Shreyas Doshi tweeted about how high agency is a prerequisite for making a profound impact in one’s life & work. He defines agency as ‘finding a way to get what you want, without waiting for conditions to be perfect or otherwise blaming the circumstances’. I don’t disagree. High agency, and the internal locus of control that it comes from, probably is an important prerequisite for making an impact but it seems very simplistic. It doesn’t recognise any other factors that affect making a profound impact or that they might be ways of making an impact for people with low agency. Simplistic models of complex things do more harm than good.
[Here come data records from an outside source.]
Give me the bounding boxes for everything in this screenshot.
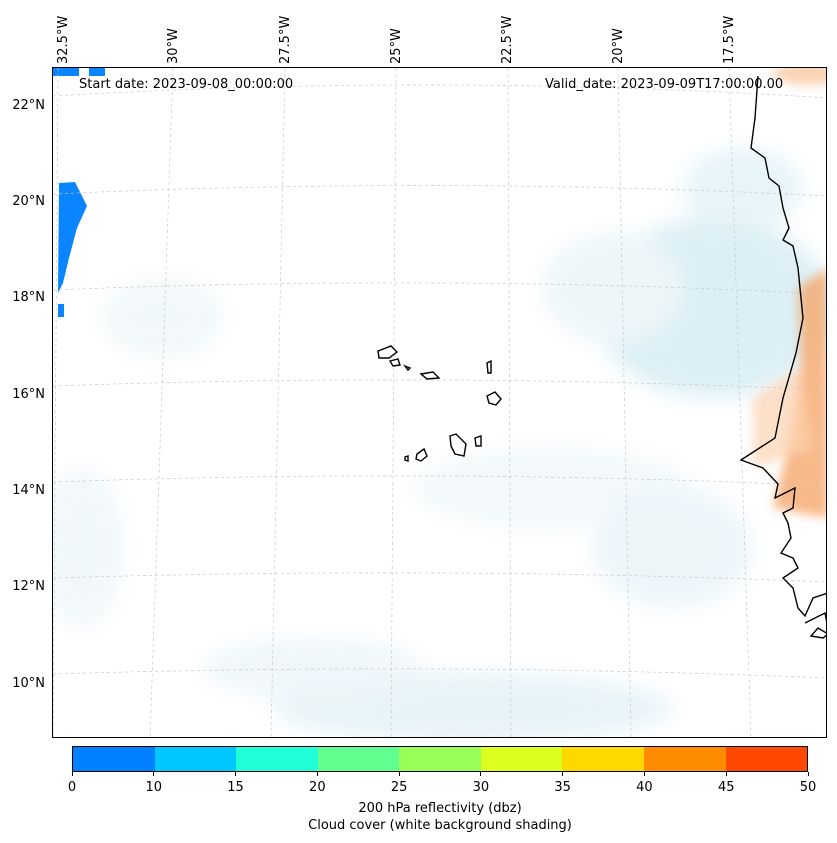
valid-date-label: Valid_date: 2023-09-09T17:00:00.00 <box>545 77 784 92</box>
colorbar-tick <box>316 772 318 776</box>
lon-label-27-5: 27.5°W <box>278 15 293 64</box>
lat-label-18: 18°N <box>12 290 45 305</box>
lat-label-22: 22°N <box>12 98 45 113</box>
colorbar-tick <box>153 772 155 776</box>
colorbar-tick-label: 45 <box>717 780 735 795</box>
colorbar-subtitle: Cloud cover (white background shading) <box>308 818 572 833</box>
colorbar-segment <box>480 747 563 771</box>
colorbar-tick <box>480 772 482 776</box>
colorbar-segment <box>317 747 400 771</box>
colorbar-tick-label: 50 <box>799 780 817 795</box>
colorbar-tick-label: 25 <box>390 780 408 795</box>
colorbar-tick <box>71 772 73 776</box>
colorbar <box>72 746 808 772</box>
start-date-label: Start date: 2023-09-08_00:00:00 <box>79 77 294 92</box>
colorbar-tick-label: 10 <box>145 780 163 795</box>
cape-verde-islands <box>377 345 502 462</box>
reflectivity-blob-west <box>58 182 87 293</box>
lon-label-30: 30°W <box>166 28 181 64</box>
map-panel <box>52 67 827 738</box>
colorbar-tick <box>807 772 809 776</box>
lon-label-32-5: 32.5°W <box>56 15 71 64</box>
lon-label-20: 20°W <box>611 28 626 64</box>
colorbar-tick-label: 20 <box>309 780 326 795</box>
lat-label-12: 12°N <box>12 579 45 594</box>
graticule <box>53 68 826 737</box>
lon-label-25: 25°W <box>389 28 404 64</box>
colorbar-segment <box>399 747 481 771</box>
colorbar-segment <box>562 747 644 771</box>
colorbar-segment <box>154 747 237 771</box>
lat-label-20: 20°N <box>12 194 45 209</box>
colorbar-tick-label: 0 <box>67 780 77 795</box>
colorbar-tick-label: 15 <box>227 780 244 795</box>
colorbar-segment <box>643 747 726 771</box>
reflectivity-blob-top <box>53 68 105 76</box>
colorbar-tick <box>643 772 645 776</box>
lat-label-16: 16°N <box>12 387 45 402</box>
cloud-cover-shading <box>53 148 826 737</box>
colorbar-tick-label: 35 <box>554 780 571 795</box>
colorbar-tick-label: 40 <box>636 780 653 795</box>
colorbar-title: 200 hPa reflectivity (dbz) <box>358 801 522 816</box>
colorbar-segment <box>725 747 808 771</box>
lon-label-17-5: 17.5°W <box>722 15 737 64</box>
colorbar-tick <box>235 772 237 776</box>
lat-label-14: 14°N <box>12 483 45 498</box>
reflectivity-blob-small <box>58 304 64 317</box>
west-africa-coastline <box>739 75 826 639</box>
colorbar-tick <box>562 772 564 776</box>
lon-label-22-5: 22.5°W <box>500 15 515 64</box>
map-canvas <box>53 68 826 737</box>
colorbar-tick <box>725 772 727 776</box>
colorbar-tick <box>398 772 400 776</box>
lat-label-10: 10°N <box>12 676 45 691</box>
colorbar-tick-label: 30 <box>472 780 490 795</box>
colorbar-segment <box>73 747 155 771</box>
colorbar-segment <box>236 747 318 771</box>
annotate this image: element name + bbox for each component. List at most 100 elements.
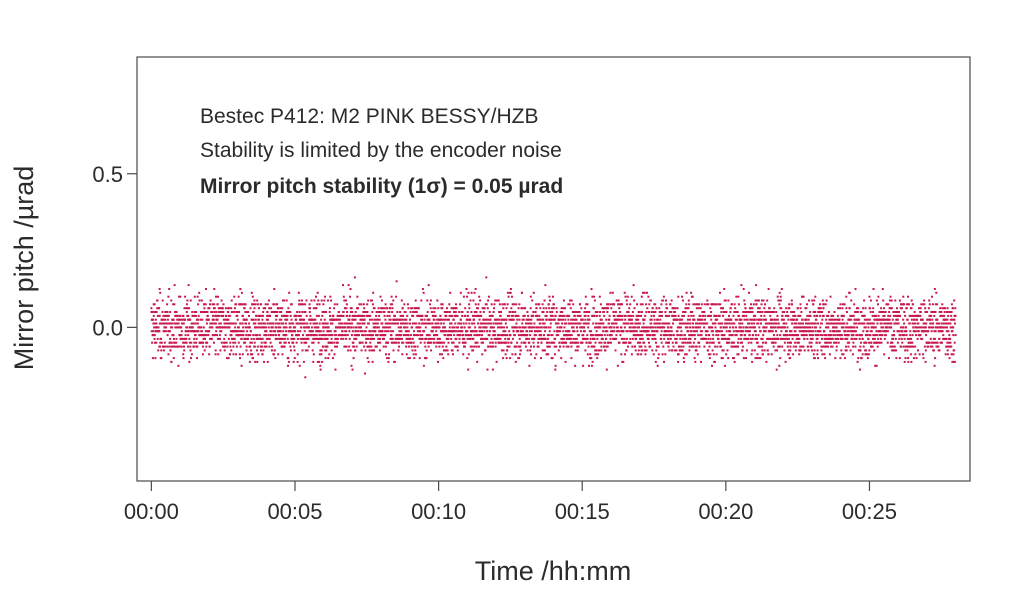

The future of education looks like Y Combinator

David Perell tweeted a thread about the future of education, and what I find most interesting about it is not whether the future of education does or doesn’t look like Y Combinator, but that in developing the future of education, the past of education isn’t the place to look for inspiration and that there are other ways of doing things in other sectors that offer some interesting alternatives to just trying to take the old ways of educating and trying to make them work online.

How to Do Strategic Planning Like a Futurist

I recently helped a large industrial manufacturing company with its strategic planning process. With so much uncertainty surrounding autonomous vehicles, 5G, robotics, global trade, and the oil markets, the company’s senior leaders needed a set of guiding objectives and strategies linking the company’s future to the present day. Before our work began in earnest, executives had already decided on a title for the initiative: Strategy 2030.